The announcement, which is expected to be made tomorrow in a speech by Kip Hawley, the assistant secretary for transportation security, will lift a ban that had been imposed on metal scissors with pointed tips of 10cm or less and on screw drivers, wrenches and other tools that are 17.5cm or less, the two officials said.
They said the relaxation of the rules, first reported on Tuesday by the Washington Post, is possible because of improvements made since the September 2001 attacks, including more secure cockpit doors, an increase in the number of air marshals flying on flights and, most important, improvements in screening of passengers and all their checked, unaccompanied luggage at major airports.

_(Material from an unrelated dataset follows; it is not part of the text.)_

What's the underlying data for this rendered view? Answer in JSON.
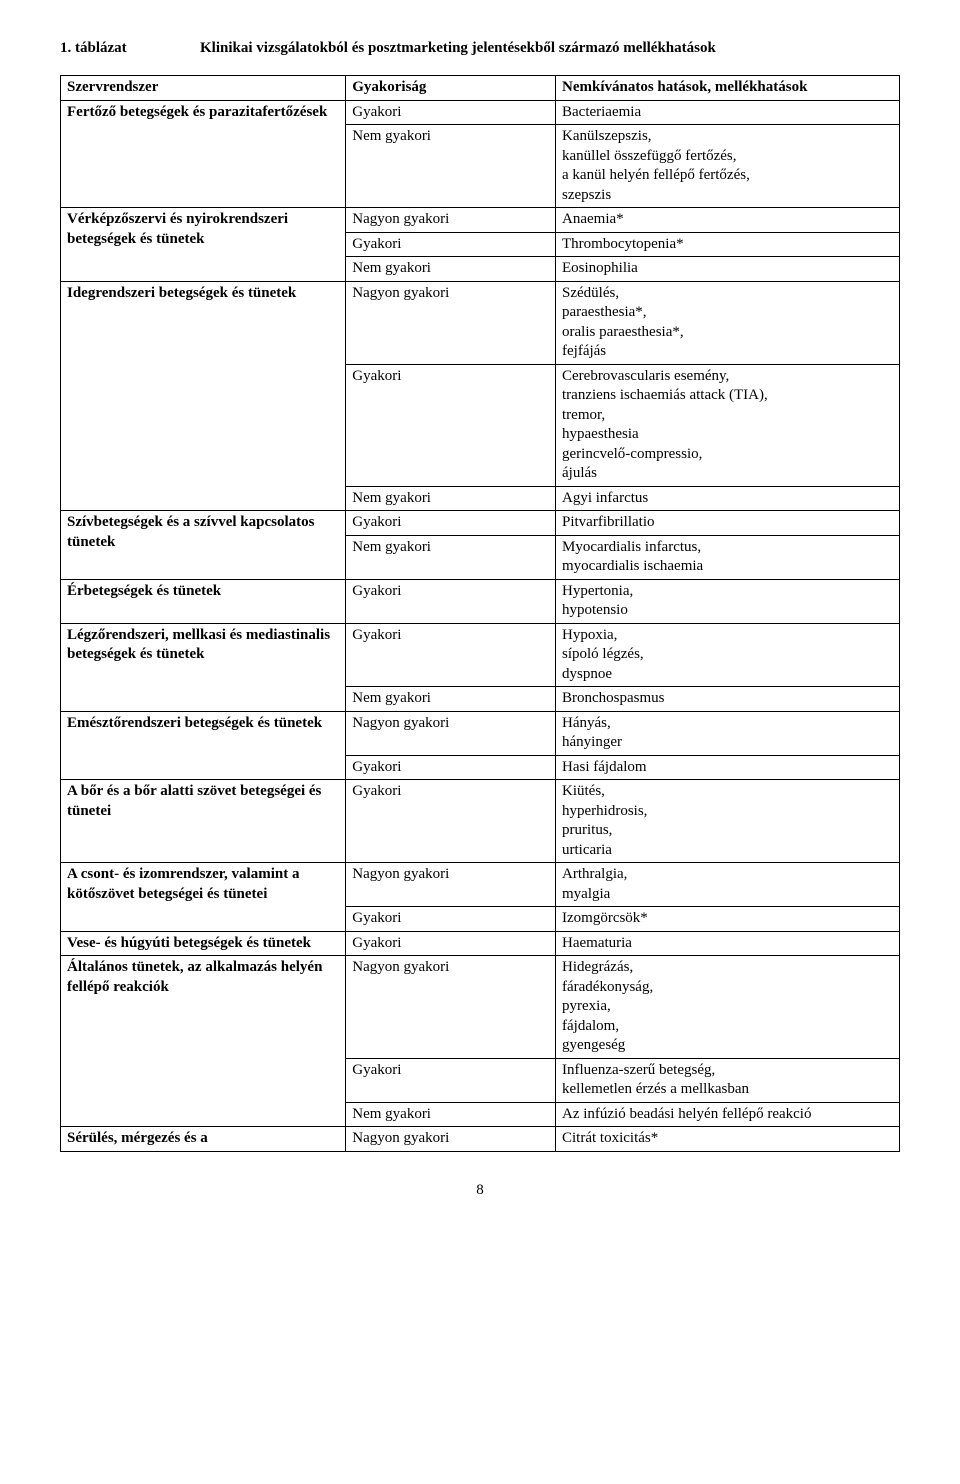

The officials spoke only if granted anonymity because the official announcement will not be made until tomorrow and details of the speech are still being approved.
Lara Uselding, a spokeswoman for the Transportation Security Agency, confirmed that Hawley intended to announce rule changes but said she was not able to discuss the specifics.
In recent weeks, the agency has expanded its use of newly unveiled so-called "puffer" machines that use a burst of air to check passengers for traces of explosives.
Eliminating the delays caused by passengers who are in most cases inadvertently carrying scissors or tools in their luggage or on their person could free more time for the puffer machines, which are still being rolled out at major airports across the US.